Hierarchical Memory

ReviewAudited by ClawScan on May 10, 2026.

Overview

This skill appears to be a local memory organizer, but its helper script can write outside the intended memory folders if given unsafe names or parent paths.

Install only if you are comfortable maintaining persistent local memory files. Before using the helper script, patch or carefully control branch names and parent paths, keep backups of memory files, and avoid storing secrets in the memory hierarchy.

Findings (2)

Artifact-based informational review of SKILL.md, metadata, install specs, static scan signals, and capability signals.
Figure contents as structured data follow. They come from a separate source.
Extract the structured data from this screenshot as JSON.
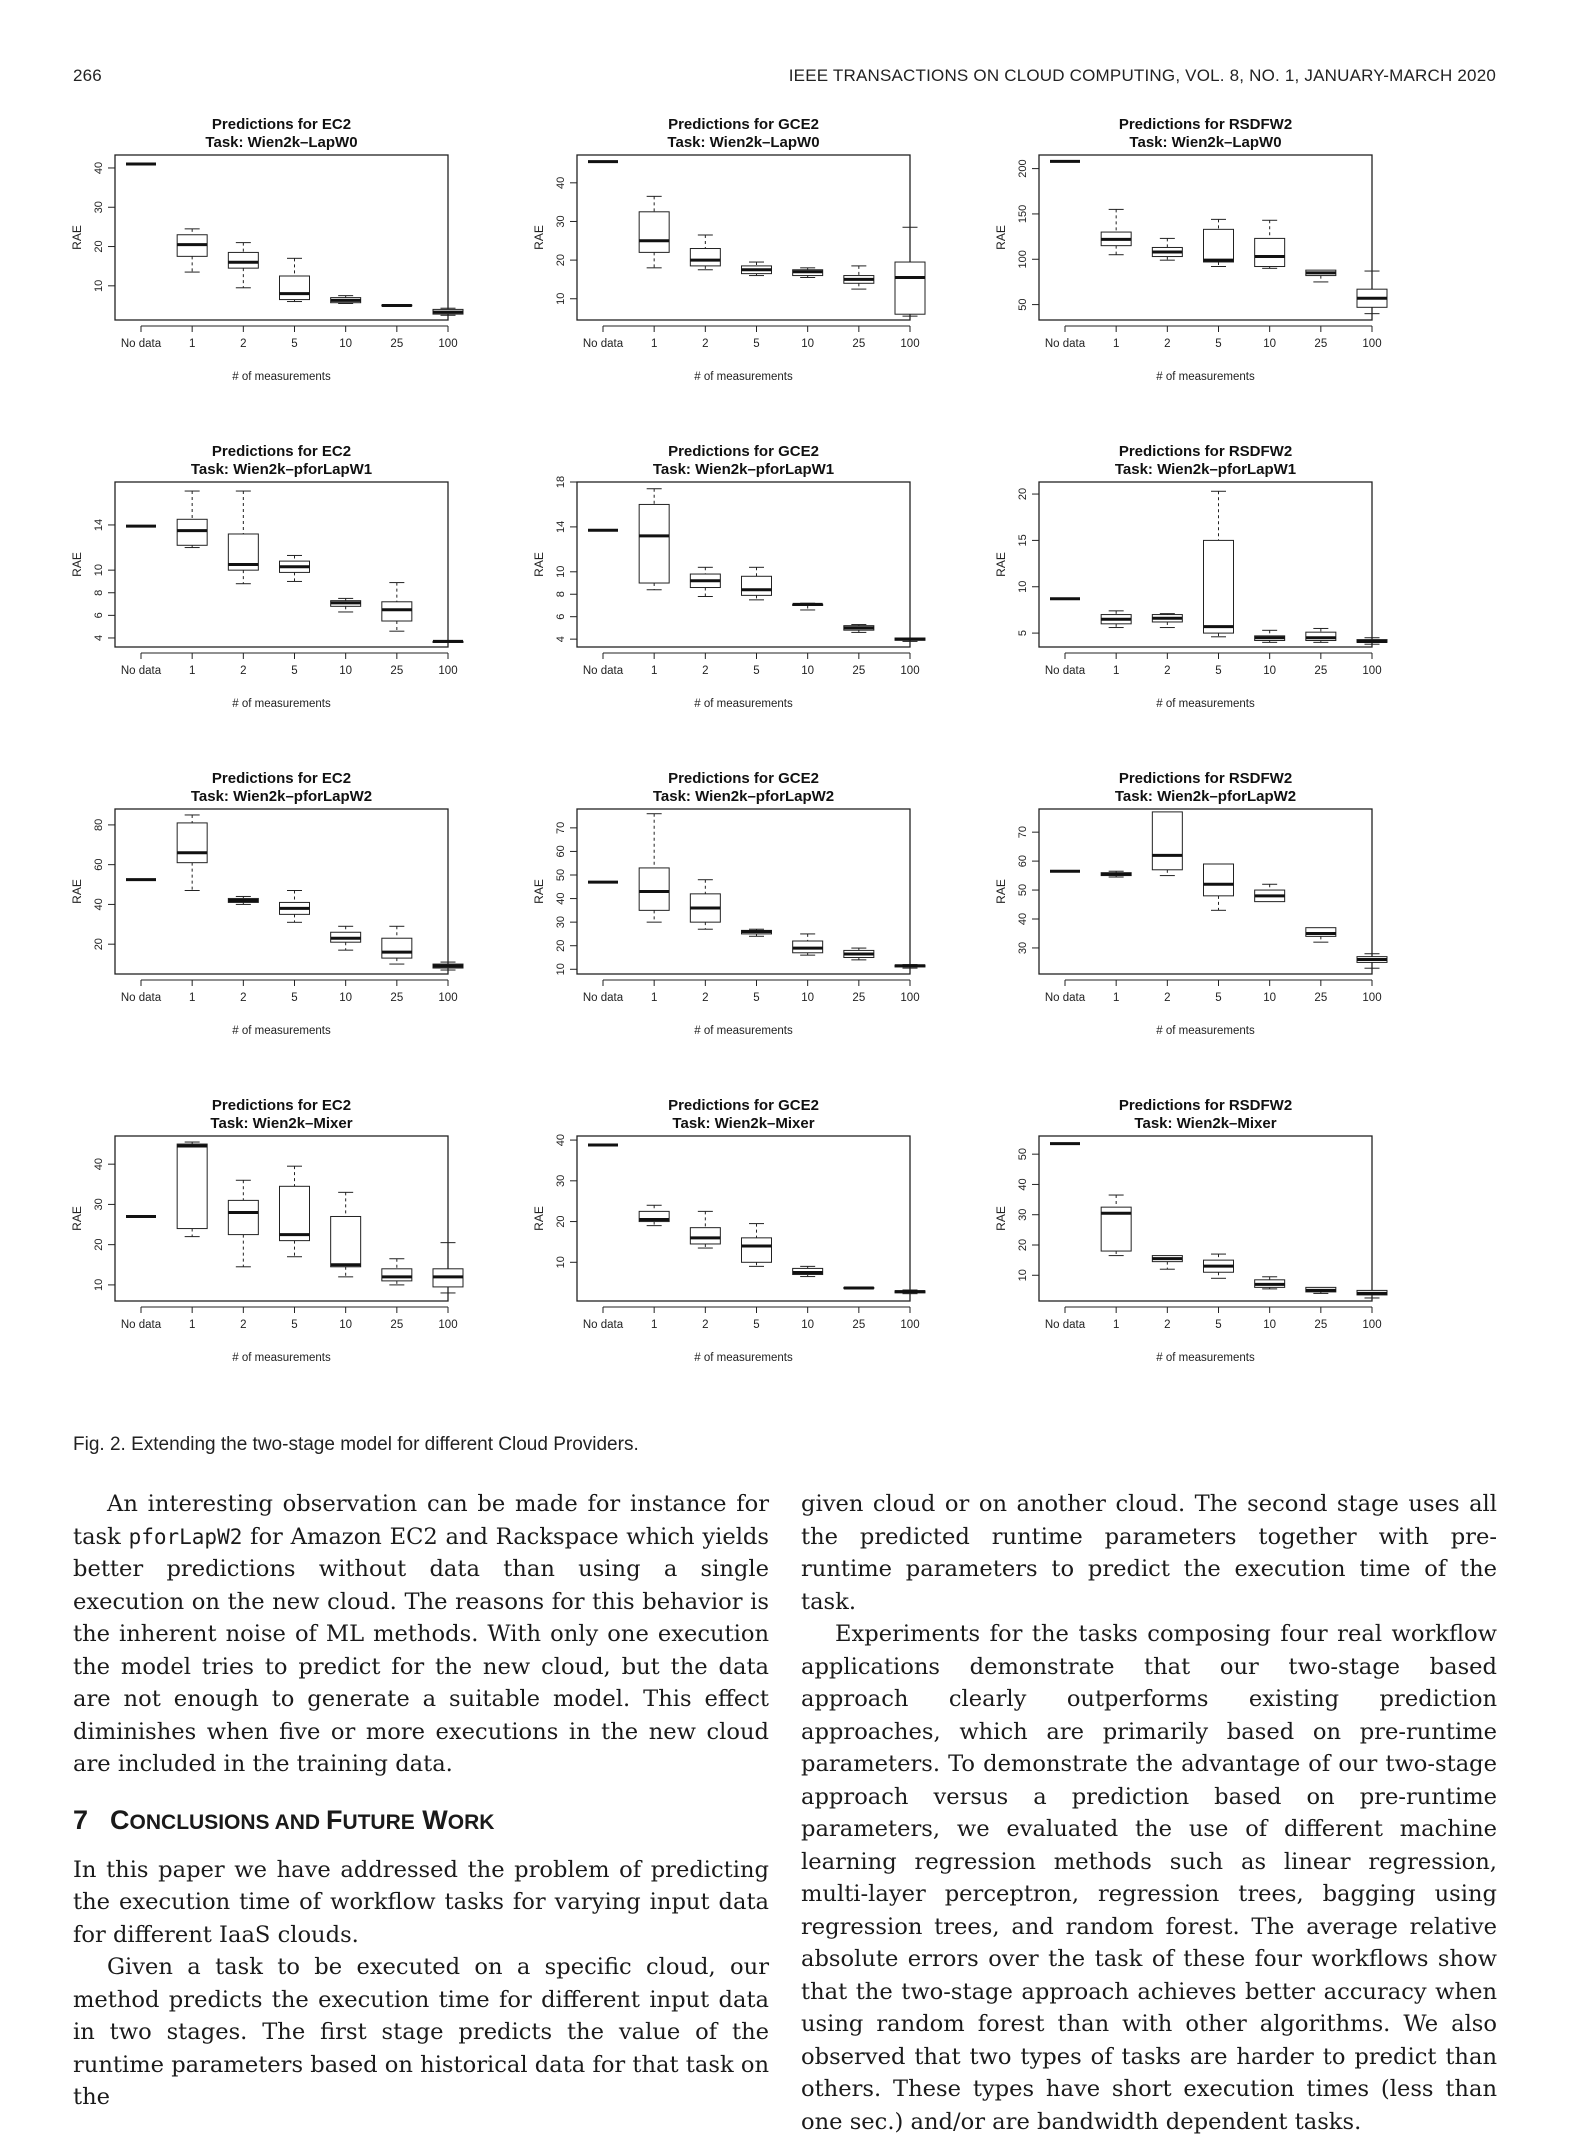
{
  "header": {
    "page_number": "266",
    "journal": "IEEE TRANSACTIONS ON CLOUD COMPUTING, VOL. 8, NO. 1, JANUARY-MARCH 2020"
  },
  "figure": {
    "caption": "Fig. 2. Extending the two-stage model for different Cloud Providers."
  },
  "chart_data": [
    {
      "type": "boxplot",
      "title": "Predictions for EC2",
      "subtitle": "Task: Wien2k–LapW0",
      "xlabel": "# of measurements",
      "ylabel": "RAE",
      "categories": [
        "No data",
        "1",
        "2",
        "5",
        "10",
        "25",
        "100"
      ],
      "yticks": [
        10,
        20,
        30,
        40
      ],
      "ylim": [
        1.3,
        43.3
      ],
      "boxes": [
        [
          41,
          41,
          41,
          41,
          41
        ],
        [
          13.5,
          17.5,
          20.5,
          23,
          24.5
        ],
        [
          9.5,
          14.5,
          16,
          18.5,
          21
        ],
        [
          6,
          6.5,
          8,
          12.5,
          17
        ],
        [
          5.5,
          5.7,
          6.3,
          7,
          7.5
        ],
        [
          4.8,
          4.9,
          5,
          5.1,
          5.2
        ],
        [
          2.5,
          2.8,
          3.3,
          4,
          4.3
        ]
      ]
    },
    {
      "type": "boxplot",
      "title": "Predictions for GCE2",
      "subtitle": "Task: Wien2k–LapW0",
      "xlabel": "# of measurements",
      "ylabel": "RAE",
      "categories": [
        "No data",
        "1",
        "2",
        "5",
        "10",
        "25",
        "100"
      ],
      "yticks": [
        10,
        20,
        30,
        40
      ],
      "ylim": [
        4.5,
        47.2
      ],
      "boxes": [
        [
          45.5,
          45.5,
          45.5,
          45.5,
          45.5
        ],
        [
          18,
          22,
          25,
          32.5,
          36.5
        ],
        [
          17.5,
          18.5,
          20,
          23,
          26.5
        ],
        [
          16,
          16.5,
          17.5,
          18.5,
          19.5
        ],
        [
          15.5,
          16,
          17,
          17.5,
          18
        ],
        [
          12.5,
          14,
          15,
          16,
          18.5
        ],
        [
          5.5,
          6,
          15.5,
          19.5,
          28.5
        ]
      ]
    },
    {
      "type": "boxplot",
      "title": "Predictions for RSDFW2",
      "subtitle": "Task: Wien2k–LapW0",
      "xlabel": "# of measurements",
      "ylabel": "RAE",
      "categories": [
        "No data",
        "1",
        "2",
        "5",
        "10",
        "25",
        "100"
      ],
      "yticks": [
        50,
        100,
        150,
        200
      ],
      "ylim": [
        33,
        215
      ],
      "boxes": [
        [
          208,
          208,
          208,
          208,
          208
        ],
        [
          105,
          115,
          122,
          130,
          155
        ],
        [
          99,
          103,
          108,
          113,
          123
        ],
        [
          92,
          97,
          99,
          133,
          144
        ],
        [
          90,
          92,
          103,
          123,
          143
        ],
        [
          75,
          82,
          85,
          88,
          88
        ],
        [
          40,
          47,
          57,
          67,
          87
        ]
      ]
    },
    {
      "type": "boxplot",
      "title": "Predictions for EC2",
      "subtitle": "Task: Wien2k–pforLapW1",
      "xlabel": "# of measurements",
      "ylabel": "RAE",
      "categories": [
        "No data",
        "1",
        "2",
        "5",
        "10",
        "25",
        "100"
      ],
      "yticks": [
        4,
        6,
        8,
        10,
        14
      ],
      "ylim": [
        3.2,
        17.8
      ],
      "boxes": [
        [
          13.9,
          13.9,
          13.9,
          13.9,
          13.9
        ],
        [
          12,
          12.2,
          13.5,
          14.5,
          17
        ],
        [
          8.8,
          10,
          10.5,
          13.2,
          17
        ],
        [
          9,
          9.8,
          10.3,
          10.8,
          11.3
        ],
        [
          6.3,
          6.8,
          7.1,
          7.3,
          7.5
        ],
        [
          4.6,
          5.5,
          6.5,
          7.2,
          8.9
        ],
        [
          3.6,
          3.6,
          3.7,
          3.7,
          3.7
        ]
      ]
    },
    {
      "type": "boxplot",
      "title": "Predictions for GCE2",
      "subtitle": "Task: Wien2k–pforLapW1",
      "xlabel": "# of measurements",
      "ylabel": "RAE",
      "categories": [
        "No data",
        "1",
        "2",
        "5",
        "10",
        "25",
        "100"
      ],
      "yticks": [
        4,
        6,
        8,
        10,
        14,
        18
      ],
      "ylim": [
        3.3,
        18
      ],
      "boxes": [
        [
          13.7,
          13.7,
          13.7,
          13.7,
          13.7
        ],
        [
          8.4,
          9,
          13.2,
          16,
          17.4
        ],
        [
          7.8,
          8.6,
          9.2,
          9.8,
          10.4
        ],
        [
          7.5,
          7.9,
          8.4,
          9.6,
          10.4
        ],
        [
          6.6,
          7,
          7.1,
          7.1,
          7.2
        ],
        [
          4.6,
          4.8,
          5,
          5.2,
          5.3
        ],
        [
          3.8,
          3.9,
          4,
          4.1,
          4.1
        ]
      ]
    },
    {
      "type": "boxplot",
      "title": "Predictions for RSDFW2",
      "subtitle": "Task: Wien2k–pforLapW1",
      "xlabel": "# of measurements",
      "ylabel": "RAE",
      "categories": [
        "No data",
        "1",
        "2",
        "5",
        "10",
        "25",
        "100"
      ],
      "yticks": [
        5,
        10,
        15,
        20
      ],
      "ylim": [
        3.5,
        21.3
      ],
      "boxes": [
        [
          8.7,
          8.7,
          8.7,
          8.7,
          8.7
        ],
        [
          5.6,
          6,
          6.5,
          7,
          7.4
        ],
        [
          5.6,
          6.2,
          6.6,
          7,
          7.1
        ],
        [
          4.6,
          5,
          5.7,
          15,
          20.3
        ],
        [
          4,
          4.2,
          4.5,
          4.7,
          5.3
        ],
        [
          4,
          4.2,
          4.5,
          5.1,
          5.5
        ],
        [
          3.8,
          4,
          4.1,
          4.3,
          4.5
        ]
      ]
    },
    {
      "type": "boxplot",
      "title": "Predictions for EC2",
      "subtitle": "Task: Wien2k–pforLapW2",
      "xlabel": "# of measurements",
      "ylabel": "RAE",
      "categories": [
        "No data",
        "1",
        "2",
        "5",
        "10",
        "25",
        "100"
      ],
      "yticks": [
        20,
        40,
        60,
        80
      ],
      "ylim": [
        5,
        88
      ],
      "boxes": [
        [
          52.5,
          52.5,
          52.5,
          52.5,
          52.5
        ],
        [
          47,
          61,
          66,
          81,
          85
        ],
        [
          40,
          41,
          42,
          43,
          44
        ],
        [
          31,
          35,
          38,
          41,
          47
        ],
        [
          17,
          21,
          23,
          26,
          29
        ],
        [
          10,
          13,
          16,
          23,
          29
        ],
        [
          7,
          8,
          9,
          10,
          11
        ]
      ]
    },
    {
      "type": "boxplot",
      "title": "Predictions for GCE2",
      "subtitle": "Task: Wien2k–pforLapW2",
      "xlabel": "# of measurements",
      "ylabel": "RAE",
      "categories": [
        "No data",
        "1",
        "2",
        "5",
        "10",
        "25",
        "100"
      ],
      "yticks": [
        10,
        20,
        30,
        40,
        50,
        60,
        70
      ],
      "ylim": [
        8,
        78
      ],
      "boxes": [
        [
          47,
          47,
          47,
          47,
          47
        ],
        [
          30,
          35,
          43,
          53,
          76
        ],
        [
          27,
          30,
          36,
          42,
          48
        ],
        [
          24,
          25,
          26,
          26.5,
          27
        ],
        [
          16,
          17,
          19,
          22,
          25
        ],
        [
          14,
          15,
          16.5,
          18,
          19
        ],
        [
          10.5,
          11,
          11.5,
          11.8,
          12
        ]
      ]
    },
    {
      "type": "boxplot",
      "title": "Predictions for RSDFW2",
      "subtitle": "Task: Wien2k–pforLapW2",
      "xlabel": "# of measurements",
      "ylabel": "RAE",
      "categories": [
        "No data",
        "1",
        "2",
        "5",
        "10",
        "25",
        "100"
      ],
      "yticks": [
        30,
        40,
        50,
        60,
        70
      ],
      "ylim": [
        21,
        78
      ],
      "boxes": [
        [
          56.5,
          56.5,
          56.5,
          56.5,
          56.5
        ],
        [
          54.5,
          55,
          55.5,
          56,
          56.5
        ],
        [
          55,
          57,
          62,
          77,
          77
        ],
        [
          43,
          48,
          52,
          59,
          59
        ],
        [
          46,
          46,
          48,
          50,
          52
        ],
        [
          32,
          34,
          35,
          37,
          37
        ],
        [
          23,
          25,
          26,
          27,
          28
        ]
      ]
    },
    {
      "type": "boxplot",
      "title": "Predictions for EC2",
      "subtitle": "Task: Wien2k–Mixer",
      "xlabel": "# of measurements",
      "ylabel": "RAE",
      "categories": [
        "No data",
        "1",
        "2",
        "5",
        "10",
        "25",
        "100"
      ],
      "yticks": [
        10,
        20,
        30,
        40
      ],
      "ylim": [
        6,
        47
      ],
      "boxes": [
        [
          27,
          27,
          27,
          27,
          27
        ],
        [
          22,
          24,
          44.5,
          45,
          45.5
        ],
        [
          14.5,
          22.5,
          28,
          31,
          36
        ],
        [
          17,
          21,
          22.5,
          34.5,
          39.5
        ],
        [
          12,
          14.5,
          15,
          27,
          33
        ],
        [
          10,
          11,
          12,
          14,
          16.5
        ],
        [
          8,
          9.5,
          12,
          14,
          20.5
        ]
      ]
    },
    {
      "type": "boxplot",
      "title": "Predictions for GCE2",
      "subtitle": "Task: Wien2k–Mixer",
      "xlabel": "# of measurements",
      "ylabel": "RAE",
      "categories": [
        "No data",
        "1",
        "2",
        "5",
        "10",
        "25",
        "100"
      ],
      "yticks": [
        10,
        20,
        30,
        40
      ],
      "ylim": [
        0.5,
        41
      ],
      "boxes": [
        [
          38.8,
          38.8,
          38.8,
          38.8,
          38.8
        ],
        [
          19,
          20,
          20.5,
          22.5,
          24
        ],
        [
          13.5,
          14.5,
          16,
          18.5,
          22.5
        ],
        [
          9,
          10,
          14,
          16,
          19.5
        ],
        [
          6.5,
          7,
          7.5,
          8.5,
          9
        ],
        [
          3.5,
          3.6,
          3.7,
          3.8,
          3.9
        ],
        [
          2.3,
          2.5,
          2.8,
          3,
          3.2
        ]
      ]
    },
    {
      "type": "boxplot",
      "title": "Predictions for RSDFW2",
      "subtitle": "Task: Wien2k–Mixer",
      "xlabel": "# of measurements",
      "ylabel": "RAE",
      "categories": [
        "No data",
        "1",
        "2",
        "5",
        "10",
        "25",
        "100"
      ],
      "yticks": [
        10,
        20,
        30,
        40,
        50
      ],
      "ylim": [
        1.5,
        56
      ],
      "boxes": [
        [
          53.5,
          53.5,
          53.5,
          53.5,
          53.5
        ],
        [
          16.5,
          18,
          30.5,
          32.5,
          36.5
        ],
        [
          12,
          14.5,
          15.5,
          16.5,
          16.5
        ],
        [
          9,
          11,
          13,
          15,
          17
        ],
        [
          5.5,
          6,
          7,
          8.5,
          9.5
        ],
        [
          4,
          4.5,
          5,
          6,
          6
        ],
        [
          2.5,
          3.5,
          4,
          5,
          5
        ]
      ]
    }
  ],
  "body": {
    "left_para1_a": "An interesting observation can be made for instance for task ",
    "left_para1_code": "pforLapW2",
    "left_para1_b": " for Amazon EC2 and Rackspace which yields better predictions without data than using a single execution on the new cloud. The reasons for this behavior is the inherent noise of ML methods. With only one execution the model tries to predict for the new cloud, but the data are not enough to generate a suitable model. This effect diminishes when five or more executions in the new cloud are included in the training data.",
    "section_number": "7",
    "section_title_c": "C",
    "section_title_onclusions": "ONCLUSIONS",
    "section_title_and": " AND ",
    "section_title_f": "F",
    "section_title_uture": "UTURE",
    "section_title_w": " W",
    "section_title_ork": "ORK",
    "left_para2": "In this paper we have addressed the problem of predicting the execution time of workflow tasks for varying input data for different IaaS clouds.",
    "left_para3": "Given a task to be executed on a specific cloud, our method predicts the execution time for different input data in two stages. The first stage predicts the value of the runtime parameters based on historical data for that task on the",
    "right_para1": "given cloud or on another cloud. The second stage uses all the predicted runtime parameters together with pre-runtime parameters to predict the execution time of the task.",
    "right_para2": "Experiments for the tasks composing four real workflow applications demonstrate that our two-stage based approach clearly outperforms existing prediction approaches, which are primarily based on pre-runtime parameters. To demonstrate the advantage of our two-stage approach versus a prediction based on pre-runtime parameters, we evaluated the use of different machine learning regression methods such as linear regression, multi-layer perceptron, regression trees, bagging using regression trees, and random forest. The average relative absolute errors over the task of these four workflows show that the two-stage approach achieves better accuracy when using random forest than with other algorithms. We also observed that two types of tasks are harder to predict than others. These types have short execution times (less than one sec.) and/or are bandwidth dependent tasks."
  }
}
ClawScan does not execute the skill or run runtime probes.

What this means

A mistaken or crafted branch name or parent path could create, overwrite, or append to files outside the intended memory folders, damaging workspace files or poisoning future memory context.

Why it was flagged

The CLI arguments `name` and `parent_file` are used directly in filesystem paths without slug validation, path normalization, or containment checks; `open(..., "w")` can also overwrite existing files.

Skill content
file_path = f"{base_path}/domains/{name.lower()}.md" ... with open(file_path, "w") as f: ... full_parent_path = f"/root/.openclaw/workspace/{parent_file}"
Recommendation

Restrict branch names to safe slugs, reject `..`, slashes, absolute paths, and control characters, resolve paths before writing, require paths to remain under the intended memory directory, and refuse overwrites unless the user explicitly confirms.

What this means

Incorrect, sensitive, or manipulated memory entries may persist and influence later tasks.

Why it was flagged

The skill intentionally creates persistent memory that future agent sessions may load and rely on.

Skill content
This skill provides a structured method for managing long-term memory ... Always start by searching `MEMORY.md` ... Update `MEMORY.md` ... Maintain a `recent_delta.md`
Recommendation

Review memory files periodically, avoid storing secrets or highly sensitive data, and treat memory content as user-maintained context rather than trusted instructions.